Obama says he’ll press Cuba on human rights

The U.S. will enter into talks with Cuba even if it hasn’t released all of the 53 political prisoners it pledged it would when President Barack Obama announced plans to normalize relations with the island.

The White House said Tuesday that Cuba has released “some” of the prisoners, but White House Press Secretary Josh Earnest said he couldn’t discuss specific numbers.

“We've been careful about talking about the number of prisoners and who they are because we don't want to put an even bigger target on their back as political dissidents,” Earnest said, noting that the White House hopes to see all the prisoners released “in the near future.”

He said the Cuban government made the pledge not only to the U.S., but to the Vatican, which played a role in brokering talks between the U.S. and Cuba after more than 50 years of icy relations.

“The expectation right now is that they've already made this commitment and we expect them to live up to it,” Earnest said.

The remarks came as members of Congress pressed the administration to scrap upcoming talks until Havana delivers on its promise to release political prisoners, but the State Department plans to hold talks with Cuba this month to begin hammering out details of opening a new embassy even if all the prisoners are not released, spokeswoman Jen Psaki said.

“We're looking to get them released, and this is the process that we think will be most effective in getting that done,” said Psaki, who said she expected to soon announce a date for the talks.

She said the U.S. believes with a new policy of engagement it will have an opportunity to talk with Cuba.

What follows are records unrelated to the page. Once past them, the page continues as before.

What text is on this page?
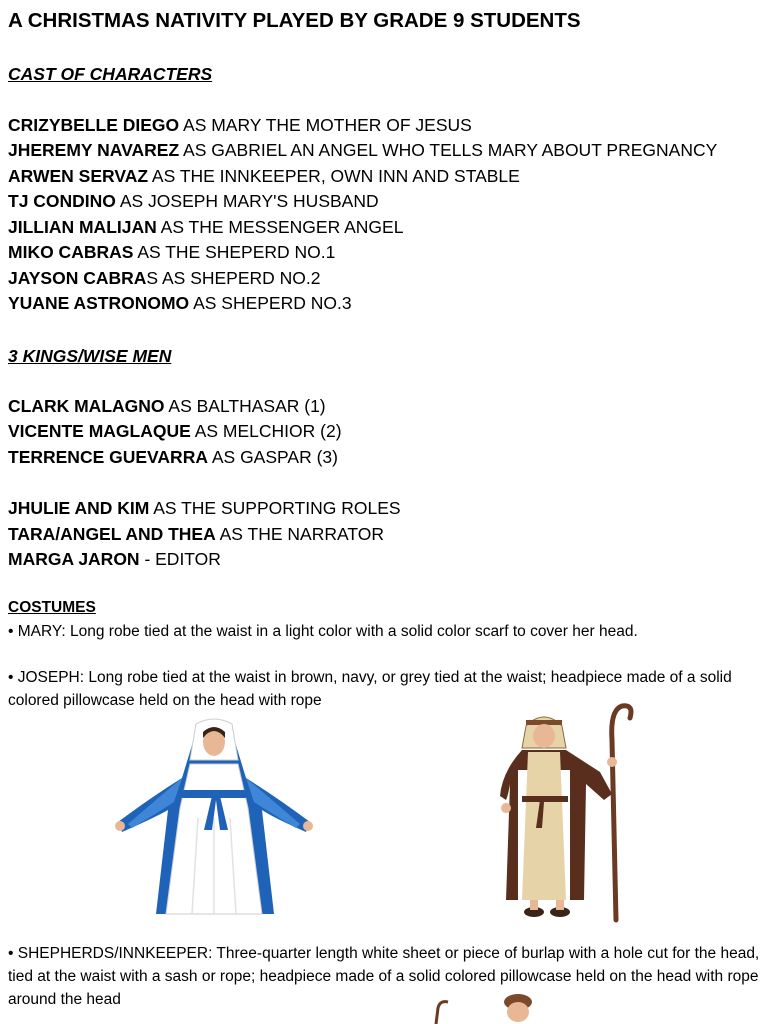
A CHRISTMAS NATIVITY PLAYED BY GRADE 9 STUDENTS
CAST OF CHARACTERS
CRIZYBELLE DIEGO AS MARY THE MOTHER OF JESUS
JHEREMY NAVAREZ AS GABRIEL AN ANGEL WHO TELLS MARY ABOUT PREGNANCY
ARWEN SERVAZ AS THE INNKEEPER, OWN INN AND STABLE
TJ CONDINO AS JOSEPH MARY'S HUSBAND
JILLIAN MALIJAN AS THE MESSENGER ANGEL
MIKO CABRAS AS THE SHEPERD NO.1
JAYSON CABRAS AS SHEPERD NO.2
YUANE ASTRONOMO AS SHEPERD NO.3
3 KINGS/WISE MEN
CLARK MALAGNO AS BALTHASAR (1)
VICENTE MAGLAQUE AS MELCHIOR (2)
TERRENCE GUEVARRA AS GASPAR (3)
JHULIE AND KIM AS THE SUPPORTING ROLES
TARA/ANGEL AND THEA AS THE NARRATOR
MARGA JARON - EDITOR
COSTUMES
• MARY: Long robe tied at the waist in a light color with a solid color scarf to cover her head.
• JOSEPH: Long robe tied at the waist in brown, navy, or grey tied at the waist; headpiece made of a solid colored pillowcase held on the head with rope
• SHEPHERDS/INNKEEPER: Three-quarter length white sheet or piece of burlap with a hole cut for the head, tied at the waist with a sash or rope; headpiece made of a solid colored pillowcase held on the head with rope around the head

“This is an ongoing process,” she said, adding that the administration “didn't expect it would be overnight. They've committed to do this, and we'll continue to have a discussion about it.”

Some dissidents have suggested that some of the prisoners on the list had previously been released, but Psaki said the U.S. put the list together with the goal of releasing additional political prisoners.

“It wasn't to check a box or just be able to say we took part in a release when they were already released,” she said.

Roberta Jacobson, the assistant secretary of state for Western Hemisphere Affairs, is expected to lead the talks with Cuban officials later this month in Havana.

Obama insisted Tuesday that he’ll continue to press the Cuban government on its human rights record as he secured support from of Mexican President Enrique Pena Nieto, who, meeting with Obama in the Oval Office, called the decision to reestablish diplomatic relations with Cuba an “audacious” one.

He said Mexico hopes to collaborate with both countries in the effort.

“Mexico will be a tireless supporter of the good relationship between two neighbors,” Pena Nieto said.

The U.S. snub of Cuba has been a sticking point with a number of governments, including Mexico, which has long maintained ties with Cuba. Peña Nieto late last year agreed to forgive 70 percent of Cuba’s nearly $500 million foreign debt to his country, months after an official visit to the island where he met with semi-retired Cuban leader Fidel Castro and praised him as “Cuba’s political and moral leader.”

Obama said he hopes for a “more constructive policy” with Cuba, but said he will “insist” that it include discussions about human rights, democracy and political freedom, including at the upcoming Summit of the Americas.

His remarks came as Sen. Marco Rubio, R-Fla., called on Obama to cancel upcoming talks on normalizing relations until the Cuban government releases 53 prisoners whom Cuban leader Raul Castro had said would be released when Obama announced the change in Cuba policy three weeks ago.

“To date, no information has been provided about the political prisoners to be released – regarding their identities, conditions or whereabouts, even on a confidential basis, to members of Congress,” Rubio wrote to Obama.

Rubio, who has opposed Obama’s policy changes, called on the administration to hold the regime accountable for freeing the 53, along with others who have been detained in recent weeks.

“A failure to do so will further embolden the regime to continue its oppression,” Rubio said.